La Corte di giustizia dell'UE autorizza l'abbattimento degli alberi vicini a quelli infettati dalla Xylella
La Corte di giustizia dell'Unione europea ha stabilito che la Commissione può imporre agli Stati membri di eliminare tutte le piante suscettibili di essere infettate dal virus Xf, anche in assenza di sintomi di infezione, qualora tali piante si trovino in prossimità di piante già colpite.
La Corte di giustizia dell’Unione europea ha stabilito che la Commissione europea può imporre agli Stati membri di rimuovere tutte le piante suscettibili di essere infettate dal batterio Xylella fastidiosa
(Xf) qualora si trovino in prossimità di piante già colpite, anche in assenza di sintomi di infezione.

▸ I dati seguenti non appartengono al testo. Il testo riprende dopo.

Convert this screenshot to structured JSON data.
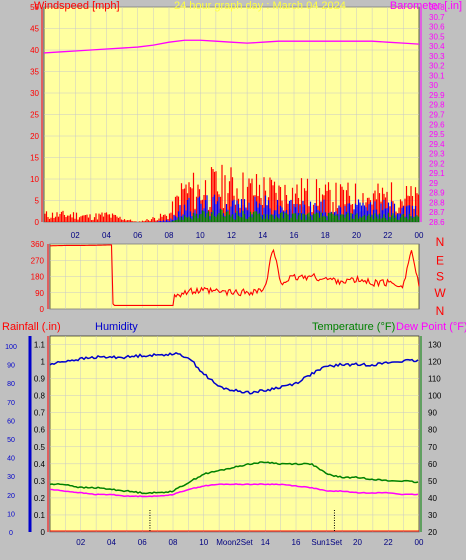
{
  "header": {
    "title": "24 hour graph day : March 04 2024",
    "title_color": "#ffff40"
  },
  "colors": {
    "background": "#c0c0c0",
    "plot_bg": "#ffffa0",
    "grid": "#c8c8c8",
    "wind_color": "#ff0000",
    "gust_color": "#0000ff",
    "avg_color": "#008000",
    "baro_color": "#ff00ff",
    "dir_color": "#ff0000",
    "rain_color": "#ff0000",
    "humidity_color": "#0000cc",
    "temp_color": "#008000",
    "dew_color": "#ff00ff"
  },
  "chart_data": [
    {
      "type": "line",
      "title": "24 hour graph day : March 04 2024",
      "ylabel": "Windspeed [mph]",
      "y2label": "Barometer [.in]",
      "x_tick_labels": [
        "02",
        "04",
        "06",
        "08",
        "10",
        "12",
        "14",
        "16",
        "18",
        "20",
        "22",
        "00"
      ],
      "y_ticks": [
        0,
        5,
        10,
        15,
        20,
        25,
        30,
        35,
        40,
        45,
        50
      ],
      "ylim": [
        0,
        50
      ],
      "y2_ticks": [
        "28.6",
        "28.7",
        "28.8",
        "28.9",
        "29",
        "29.1",
        "29.2",
        "29.3",
        "29.4",
        "29.5",
        "29.6",
        "29.7",
        "29.8",
        "29.9",
        "30",
        "30.1",
        "30.2",
        "30.3",
        "30.4",
        "30.5",
        "30.6",
        "30.7",
        "30.8"
      ],
      "y2lim": [
        28.6,
        30.8
      ],
      "x_hours": [
        0,
        1,
        2,
        3,
        4,
        5,
        6,
        7,
        8,
        9,
        10,
        11,
        12,
        13,
        14,
        15,
        16,
        17,
        18,
        19,
        20,
        21,
        22,
        23,
        24
      ],
      "series": [
        {
          "name": "Windspeed",
          "axis": "left",
          "values": [
            2,
            2,
            2,
            1.5,
            2,
            1,
            0,
            1,
            2,
            9,
            9,
            10,
            10,
            9,
            9,
            8,
            8,
            8,
            7,
            7,
            7,
            7,
            7,
            7,
            6
          ]
        },
        {
          "axis": "left",
          "values": [
            0,
            0,
            0,
            0,
            0,
            0,
            0,
            0,
            0.5,
            4,
            5,
            5,
            5,
            4,
            5,
            4,
            4,
            4,
            4,
            3,
            4,
            4,
            4,
            3,
            3
          ]
        },
        {
          "axis": "left",
          "values": [
            0,
            0,
            0,
            0,
            0,
            0,
            0,
            0,
            0,
            1.5,
            2,
            2.2,
            2.2,
            2,
            2,
            1.8,
            1.8,
            1.8,
            1.7,
            1.6,
            1.7,
            1.6,
            1.6,
            1.5,
            1.4
          ]
        },
        {
          "name": "Barometer",
          "axis": "right",
          "values": [
            30.33,
            30.34,
            30.35,
            30.36,
            30.37,
            30.38,
            30.39,
            30.41,
            30.44,
            30.46,
            30.46,
            30.45,
            30.44,
            30.43,
            30.44,
            30.45,
            30.45,
            30.45,
            30.45,
            30.45,
            30.45,
            30.45,
            30.44,
            30.43,
            30.42
          ]
        }
      ]
    },
    {
      "type": "line",
      "right_labels": [
        "N",
        "W",
        "S",
        "E",
        "N"
      ],
      "y_ticks": [
        0,
        90,
        180,
        270,
        360
      ],
      "ylim": [
        0,
        360
      ],
      "x_hours": [
        0,
        1,
        2,
        3,
        4,
        4.1,
        5,
        6,
        7,
        8,
        8.1,
        9,
        10,
        11,
        12,
        13,
        14,
        14.5,
        15,
        16,
        17,
        18,
        19,
        20,
        21,
        22,
        23,
        23.5,
        24
      ],
      "series": [
        {
          "name": "Direction",
          "values": [
            350,
            352,
            352,
            353,
            355,
            20,
            20,
            20,
            20,
            20,
            80,
            95,
            100,
            95,
            90,
            95,
            110,
            340,
            150,
            175,
            180,
            165,
            155,
            160,
            145,
            145,
            135,
            330,
            130
          ]
        }
      ]
    },
    {
      "type": "line",
      "ylabel": "Rainfall (.in)",
      "ylabel2": "Humidity",
      "y2label": "Temperature (°F)",
      "y2label2": "Dew Point (°F)",
      "x_tick_labels": [
        "02",
        "04",
        "06",
        "08",
        "10",
        "Moon2Set",
        "14",
        "16",
        "Sun1Set",
        "20",
        "22",
        "00"
      ],
      "y_ticks": [
        "0",
        "0.1",
        "0.2",
        "0.3",
        "0.4",
        "0.5",
        "0.6",
        "0.7",
        "0.8",
        "0.9",
        "1",
        "1.1"
      ],
      "ylim": [
        0,
        1.15
      ],
      "humidity_ticks": [
        0,
        10,
        20,
        30,
        40,
        50,
        60,
        70,
        80,
        90,
        100
      ],
      "humidity_lim": [
        0,
        100
      ],
      "temp_ticks": [
        20,
        30,
        40,
        50,
        60,
        70,
        80,
        90,
        100,
        110,
        120,
        130
      ],
      "temp_lim": [
        20,
        135
      ],
      "event_hours": [
        6.5,
        18.5
      ],
      "x_hours": [
        0,
        1,
        2,
        3,
        4,
        5,
        6,
        7,
        8,
        9,
        10,
        11,
        12,
        13,
        14,
        15,
        16,
        17,
        18,
        19,
        20,
        21,
        22,
        23,
        24
      ],
      "series": [
        {
          "name": "Humidity",
          "axis": "humidity",
          "values": [
            90,
            92,
            93,
            94,
            94,
            94,
            95,
            95,
            96,
            94,
            85,
            78,
            76,
            75,
            76,
            78,
            80,
            85,
            89,
            90,
            90,
            90,
            91,
            92,
            92
          ]
        },
        {
          "name": "Temperature",
          "axis": "temp",
          "values": [
            48,
            48,
            46,
            46,
            45,
            44,
            43,
            43,
            44,
            49,
            54,
            56,
            58,
            60,
            61,
            60,
            60,
            60,
            54,
            52,
            52,
            51,
            50,
            50,
            49
          ]
        },
        {
          "name": "Dew Point",
          "axis": "temp",
          "values": [
            45,
            44,
            43,
            42,
            42,
            41,
            41,
            41,
            42,
            45,
            47,
            48,
            48,
            48,
            48,
            48,
            47,
            46,
            44,
            44,
            43,
            43,
            43,
            42,
            42
          ]
        },
        {
          "name": "Rainfall",
          "axis": "left",
          "values": [
            0,
            0,
            0,
            0,
            0,
            0,
            0,
            0,
            0,
            0,
            0,
            0,
            0,
            0,
            0,
            0,
            0,
            0,
            0,
            0,
            0,
            0,
            0,
            0,
            0
          ]
        }
      ]
    }
  ]
}
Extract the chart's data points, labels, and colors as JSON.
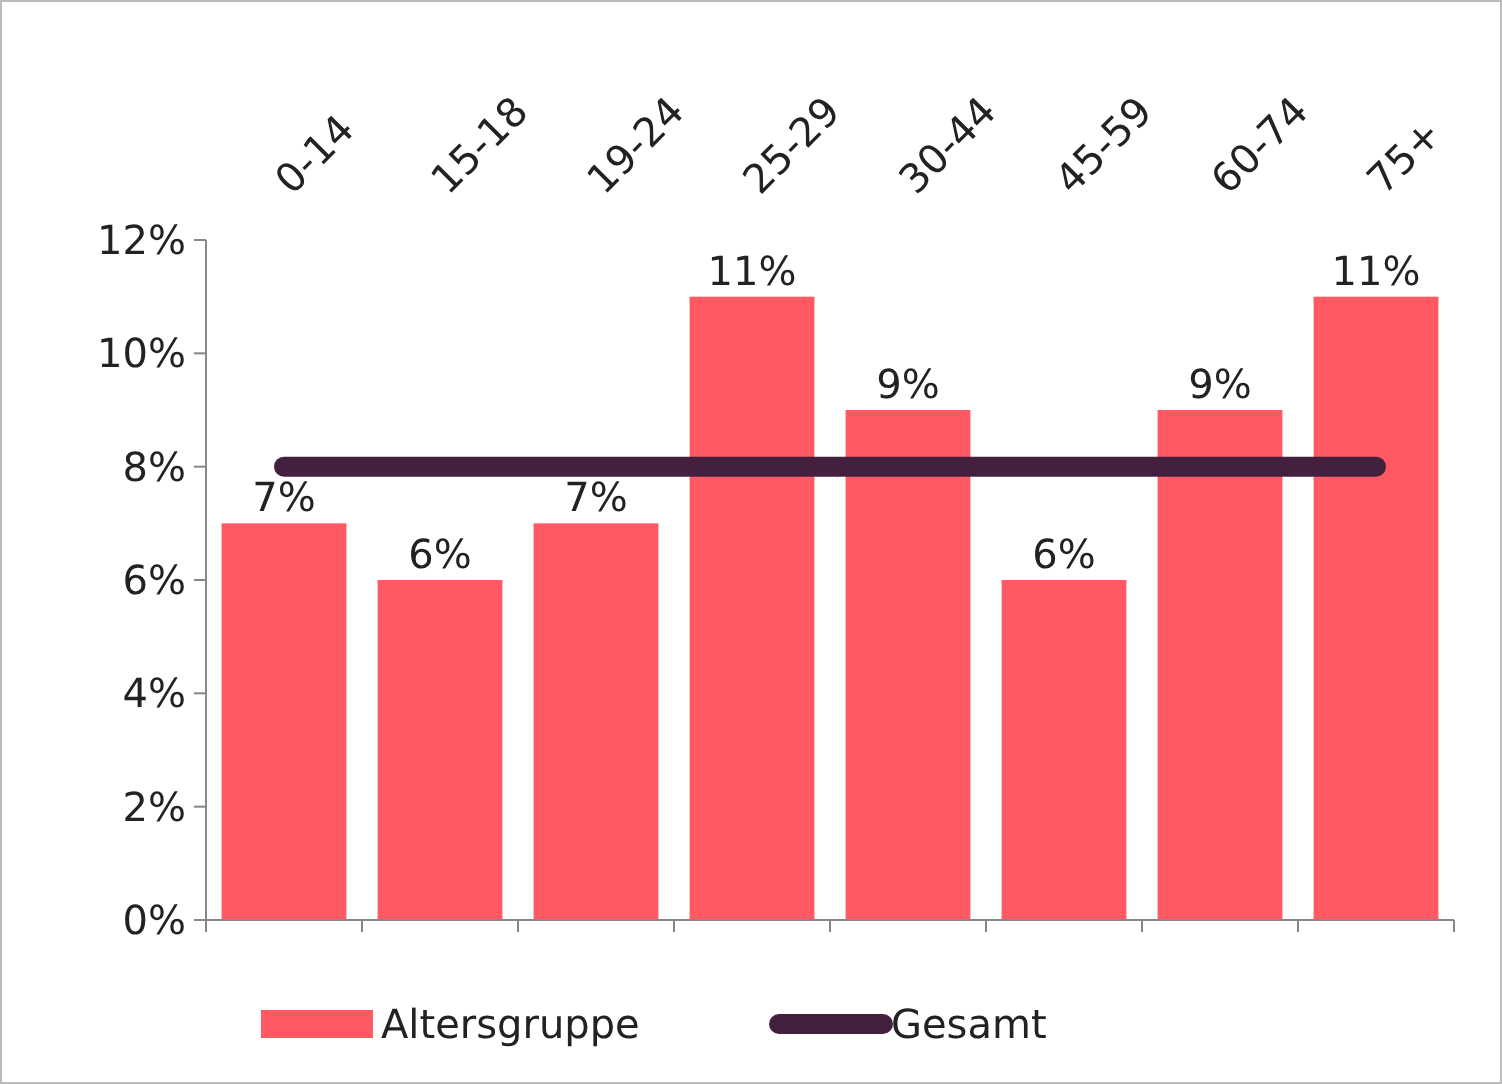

La rimozione delle piante infette, anche in presenza di incertezza scientifica in materia, è giustificata dal principio di precauzione.
Secondo la sentenza, «lo Stato membro interessato, entro un raggio di 100 metri intorno alle piante che sono state sottoposte a test e risultate infette dall’organismo specificato, rimuove immediatamente: le piante ospiti, indipendentemente dal loro stato di salute; le piante infette dall’organismo specificato; le piante che presentano sintomi indicativi di una possibile infezione da tale organismo o sospettate di essere infette da tale organismo». Inoltre, esso «deve effettuare adeguati trattamenti fitosanitari contro l’organismo vettore specificato e le piante che possono ospitare vettori. Tali trattamenti possono includere, se del caso, la rimozione delle piante».
Con una procedura d’urgenza, la Corte ha confermato la validità della decisione della Commissione che imponeva l’obbligo di rimuovere tutte le piante ospiti entro un raggio di 100 metri attorno alle piante infette. Poiché l’obbligo di applicare trattamenti fitosanitari adeguati potrebbe includere, «se del caso», la rimozione delle piante, la misura non prevede al momento un sistema di indennizzo per gli agricoltori, ma tale possibilità non può tuttavia essere esclusa.
I giudici lussemburghesi hanno chiarito che, sebbene i pareri scientifici non abbiano ancora dimostrato l’esistenza di un nesso causale certo tra la Xylella e l’essiccamento degli olivi, «esiste comunque una correlazione significativa tra tale batterio e la patologia manifestata dagli olivi. In tal senso, l’adozione di misure precauzionali quali la rimozione delle piante infette, anche in presenza di incertezza scientifica in materia, è giustificata dal principio di precauzione».
La Corte ha inoltre affermato che la rimozione delle piante situate nelle vicinanze di quelle infette è strettamente «proporzionata», considerando l’adozione da parte della Commissione, nel 2014, di misure meno restrittive che non sono riuscite a impedire la diffusione del batterio. Inoltre, «l’adozione di misure meno onerose non è possibile, poiché attualmente non esiste alcun trattamento in grado di curare le piante infette in campo aperto».
Lussemburgo, tuttavia, ha avvertito che, qualora dovessero emergere nuovi dati scientifici dai quali risultasse che non è più necessario abbattere le piante ospiti, la Commissione dovrebbe modificare le misure.
A dicembre, un procuratore di Lecce ha ordinato il sequestro di tutti gli olivi destinati alla rimozione nel piano di emergenza, e ora deve decidere se confermare o revocare tale provvedimento.
«Convocherò una riunione della task force martedì prossimo per valutare gli effetti di questa sentenza», ha dichiarato il presidente della Regione Puglia, Michele Emiliano, che dopo la riunione di martedì intende confrontarsi con il procuratore di Lecce e il Ministero dell’Agricoltura. «Sulla base della posizione italiana che emergerà da tali convocazioni, richiederò un incontro con le massime autorità dell’Unione Europea», ha annunciato Emiliano.
Come previsto, la sentenza ha suscitato proteste tra gli agricoltori che lottano per la salvaguardia delle loro colture.